Black spots in the field of vision are typically a type of floater, which may be a symptom of retinal detachment, diabetic retinopathy, retinal tears or severe nearsightedness, according to MedicineNet. Inflammatory diseases, such as syphilis, sarcoidosis, tuberculosis and acute retinal necrosis, may also cause floaters. They are more likely to develop after a cataract surgery, eye injury or YAG laser surgery.
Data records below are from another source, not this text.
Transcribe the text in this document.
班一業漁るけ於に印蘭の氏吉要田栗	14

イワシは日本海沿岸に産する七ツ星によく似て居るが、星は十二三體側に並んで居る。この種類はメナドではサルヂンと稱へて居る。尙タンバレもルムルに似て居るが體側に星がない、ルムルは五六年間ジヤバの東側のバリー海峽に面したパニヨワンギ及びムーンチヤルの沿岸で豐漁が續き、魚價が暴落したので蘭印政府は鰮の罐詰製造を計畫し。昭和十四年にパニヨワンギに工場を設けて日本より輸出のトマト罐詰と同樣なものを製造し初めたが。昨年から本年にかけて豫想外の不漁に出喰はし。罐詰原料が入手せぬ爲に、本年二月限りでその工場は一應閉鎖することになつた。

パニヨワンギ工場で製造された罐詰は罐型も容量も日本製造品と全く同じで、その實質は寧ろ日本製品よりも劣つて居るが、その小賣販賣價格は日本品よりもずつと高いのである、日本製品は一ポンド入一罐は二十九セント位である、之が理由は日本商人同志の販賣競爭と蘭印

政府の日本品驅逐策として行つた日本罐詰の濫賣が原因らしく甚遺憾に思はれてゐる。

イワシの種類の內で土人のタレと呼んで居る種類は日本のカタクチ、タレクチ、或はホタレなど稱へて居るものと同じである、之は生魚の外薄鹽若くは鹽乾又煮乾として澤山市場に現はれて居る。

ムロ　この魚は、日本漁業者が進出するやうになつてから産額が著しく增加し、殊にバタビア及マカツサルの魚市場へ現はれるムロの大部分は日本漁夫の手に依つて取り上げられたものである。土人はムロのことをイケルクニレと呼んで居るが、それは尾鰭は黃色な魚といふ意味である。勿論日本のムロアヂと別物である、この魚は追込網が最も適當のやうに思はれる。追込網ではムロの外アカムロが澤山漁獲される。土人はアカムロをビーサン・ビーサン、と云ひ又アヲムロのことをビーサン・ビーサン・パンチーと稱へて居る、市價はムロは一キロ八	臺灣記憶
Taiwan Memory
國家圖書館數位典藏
Floaters move around the field of vision and may appear as black or gray spots, cobwebs or strings, Mayo Clinic states. Floaters seem to move away when the person tries to focus directly on them, and they may eventually drift out of sight. Looking at a solid, bright surface, such as a white wall, makes floaters more visible. Floaters are often linked to aging as debris forms in the vitreous gel that helps the eye maintain its shape. The vitreous becomes more liquefied and starts to detach from the inner wall of the eye, causing stringy fibers to clump together and cast shadows on the retina. The debris also partially hinders light passing through the eye.
Floaters that aren’t related to aging may be caused by posterior uveitis, a form of inflammation, Mayo Clinic notes. A person who suffers blood vessel damage or an eye injury may have floaters caused by internal bleeding in the vitreous. Doctors advise people to seek medical attention if floaters suddenly increase, they experience flashes of light or darkness clouds their peripheral vision.